To do this, the researchers upregulated NOD1 by treating the cells with a bacterial fragment. They also genetically engineered cells to contain nonfunctional forms of NOD1. The results showed that cells in which NOD1 was activated had decreased levels of CMV replication compared to controls.
In mouse experiments, the researchers treated the animals with two doses of iE-DAP, another bacterial NOD1 activator, and subsequently infected them with mouse CMV. Two weeks later, organs and intracardiac blood were collected from the mice and grown in dishes. The cells were monitored for areas of cell death, an indicator of viral activity. Compared to control mice not treated with the NOD1 activator, virus replication in iE-DAP-treated mice was significantly reduced.
How changes in NOD1 protein determine its function against CMV remains to be determined. According to the research team, individuals with NOD1 mutations may be at higher risk of CMV infection because of changes in the protein's shape, which can cause changes in the protein's function. Therefore, the protein's ability to regulate CMV can vary based on these mutations.
Boger cautions that NOD1 is not the only factor in determining risk of CMV infection and that this is simply one piece of a larger puzzle in determining risk. She says her team must now investigate the cell signaling pathways involving the NOD proteins to precisely pin down how NOD1 and NOD2 interact with CMV and the other systems within our cells.

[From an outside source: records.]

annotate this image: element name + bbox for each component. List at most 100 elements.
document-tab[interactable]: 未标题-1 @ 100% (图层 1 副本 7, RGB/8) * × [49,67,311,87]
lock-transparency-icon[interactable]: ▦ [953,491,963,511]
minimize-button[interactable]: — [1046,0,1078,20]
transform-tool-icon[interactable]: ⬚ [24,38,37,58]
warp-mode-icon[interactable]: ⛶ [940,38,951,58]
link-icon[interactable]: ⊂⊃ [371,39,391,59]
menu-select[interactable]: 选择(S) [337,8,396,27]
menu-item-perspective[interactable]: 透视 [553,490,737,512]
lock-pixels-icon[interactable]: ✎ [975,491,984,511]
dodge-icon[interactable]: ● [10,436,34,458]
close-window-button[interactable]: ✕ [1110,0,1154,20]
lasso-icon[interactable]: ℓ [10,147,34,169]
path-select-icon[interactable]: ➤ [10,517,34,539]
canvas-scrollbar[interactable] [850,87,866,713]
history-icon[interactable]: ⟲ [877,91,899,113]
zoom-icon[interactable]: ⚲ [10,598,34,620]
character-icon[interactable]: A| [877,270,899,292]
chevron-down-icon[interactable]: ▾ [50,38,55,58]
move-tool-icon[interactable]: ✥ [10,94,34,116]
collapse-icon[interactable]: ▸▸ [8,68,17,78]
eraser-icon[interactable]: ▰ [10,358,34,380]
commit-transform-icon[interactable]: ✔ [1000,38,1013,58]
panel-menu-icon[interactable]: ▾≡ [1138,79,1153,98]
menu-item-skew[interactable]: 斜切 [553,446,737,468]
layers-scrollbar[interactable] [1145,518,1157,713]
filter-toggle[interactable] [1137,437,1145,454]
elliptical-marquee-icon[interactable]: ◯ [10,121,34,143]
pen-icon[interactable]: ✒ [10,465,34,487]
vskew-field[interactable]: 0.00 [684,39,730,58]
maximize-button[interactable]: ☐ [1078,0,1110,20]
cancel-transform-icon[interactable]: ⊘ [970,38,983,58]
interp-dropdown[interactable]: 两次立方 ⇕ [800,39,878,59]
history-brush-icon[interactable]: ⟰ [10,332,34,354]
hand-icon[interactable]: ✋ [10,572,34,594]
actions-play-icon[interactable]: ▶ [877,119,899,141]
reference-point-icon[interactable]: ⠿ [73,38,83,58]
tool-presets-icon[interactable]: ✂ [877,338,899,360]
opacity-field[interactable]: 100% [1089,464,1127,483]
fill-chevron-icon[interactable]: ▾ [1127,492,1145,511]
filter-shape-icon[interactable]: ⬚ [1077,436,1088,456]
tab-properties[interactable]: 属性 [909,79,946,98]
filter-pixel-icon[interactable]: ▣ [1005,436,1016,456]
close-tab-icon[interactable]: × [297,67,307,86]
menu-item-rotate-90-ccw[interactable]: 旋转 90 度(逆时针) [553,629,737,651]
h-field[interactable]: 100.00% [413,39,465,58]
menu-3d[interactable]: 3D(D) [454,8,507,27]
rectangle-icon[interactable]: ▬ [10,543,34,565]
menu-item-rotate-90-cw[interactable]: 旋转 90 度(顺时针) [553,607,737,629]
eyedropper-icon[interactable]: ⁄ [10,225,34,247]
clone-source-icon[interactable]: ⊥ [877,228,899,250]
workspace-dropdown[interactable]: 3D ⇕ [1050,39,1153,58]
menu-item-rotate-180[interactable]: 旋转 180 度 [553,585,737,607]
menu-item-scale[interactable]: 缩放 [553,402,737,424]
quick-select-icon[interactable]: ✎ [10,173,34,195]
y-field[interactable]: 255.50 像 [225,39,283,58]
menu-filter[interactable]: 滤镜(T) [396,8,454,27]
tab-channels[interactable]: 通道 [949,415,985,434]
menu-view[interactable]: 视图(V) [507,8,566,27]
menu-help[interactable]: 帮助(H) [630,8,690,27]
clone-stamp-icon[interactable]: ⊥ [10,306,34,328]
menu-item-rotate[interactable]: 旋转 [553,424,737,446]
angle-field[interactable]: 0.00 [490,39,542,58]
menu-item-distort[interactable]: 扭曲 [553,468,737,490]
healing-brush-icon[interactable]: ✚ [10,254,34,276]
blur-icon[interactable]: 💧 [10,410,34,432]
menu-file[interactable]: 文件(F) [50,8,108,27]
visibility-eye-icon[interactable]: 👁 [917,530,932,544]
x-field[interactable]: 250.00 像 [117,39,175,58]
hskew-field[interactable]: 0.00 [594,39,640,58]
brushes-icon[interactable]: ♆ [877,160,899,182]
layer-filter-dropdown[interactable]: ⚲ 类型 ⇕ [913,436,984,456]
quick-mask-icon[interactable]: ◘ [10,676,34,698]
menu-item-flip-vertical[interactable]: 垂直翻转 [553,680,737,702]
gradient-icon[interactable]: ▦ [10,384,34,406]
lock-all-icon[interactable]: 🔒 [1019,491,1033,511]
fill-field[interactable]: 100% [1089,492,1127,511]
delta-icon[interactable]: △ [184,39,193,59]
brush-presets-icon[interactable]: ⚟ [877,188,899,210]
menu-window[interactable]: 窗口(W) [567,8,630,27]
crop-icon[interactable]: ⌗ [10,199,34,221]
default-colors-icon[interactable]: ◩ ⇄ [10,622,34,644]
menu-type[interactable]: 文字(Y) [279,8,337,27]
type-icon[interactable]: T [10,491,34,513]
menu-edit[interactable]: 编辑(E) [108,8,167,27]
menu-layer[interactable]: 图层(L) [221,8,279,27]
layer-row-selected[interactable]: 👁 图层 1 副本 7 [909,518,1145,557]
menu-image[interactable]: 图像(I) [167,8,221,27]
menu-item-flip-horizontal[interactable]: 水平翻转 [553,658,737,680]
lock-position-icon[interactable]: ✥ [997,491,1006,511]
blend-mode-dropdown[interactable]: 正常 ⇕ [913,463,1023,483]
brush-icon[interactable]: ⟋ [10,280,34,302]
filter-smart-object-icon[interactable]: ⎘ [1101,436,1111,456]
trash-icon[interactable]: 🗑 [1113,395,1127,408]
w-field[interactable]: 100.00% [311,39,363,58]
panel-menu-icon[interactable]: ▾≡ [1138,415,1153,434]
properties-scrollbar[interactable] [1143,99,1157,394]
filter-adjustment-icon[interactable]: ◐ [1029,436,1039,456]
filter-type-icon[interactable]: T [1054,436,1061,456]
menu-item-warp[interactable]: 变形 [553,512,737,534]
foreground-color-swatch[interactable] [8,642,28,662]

"We do not yet know how NOD1 accomplishes this function, or if NOD1 and NOD2 coordinate or work independently in the control of CMV," says Boger.
CMV is transmitted from person to person through body fluids and can infect people of all ages, though nearly one in three people has the virus by age 5. Most people show no signs or symptoms of infection, while others develop such symptoms as a fever, sore throat and fatigue. One in 150 babies in the U.S. is born with a congenital CMV infection, and of those, one in five suffers from complications, according to the CDC, which can include including hearing loss, vision loss, cerebral palsy, cognitive impairments and microcephaly.
CMV has not drawn the same attention in the medical and scientific community as the much less common Zika virus, despite causing similar neurological complications, says Boger.
In addition, CMV causes colitis in individuals with Crohn's disease and patients with suppressed immune systems, making it a significant risk to transplant recipients.
Other researchers involved in this study are Yi-Hsin Fan, Sujayita Roy, Rupkatha Mukhopadhyay and Arun Kapoor of the Johns Hopkins University School of Medicine; Priya Duggal and Genevieve L. Wojcik of the Johns Hopkins Bloomberg School of Public Health; and Robert F. Pass of the University of Alabama at Birmingham.
This research was supported by the Johns Hopkins Institute of Clinical and Translational Research. Genotyping services were provided by The Johns Hopkins University under NO1-HV-48195 from the National Heart, Lung, and Blood Institute.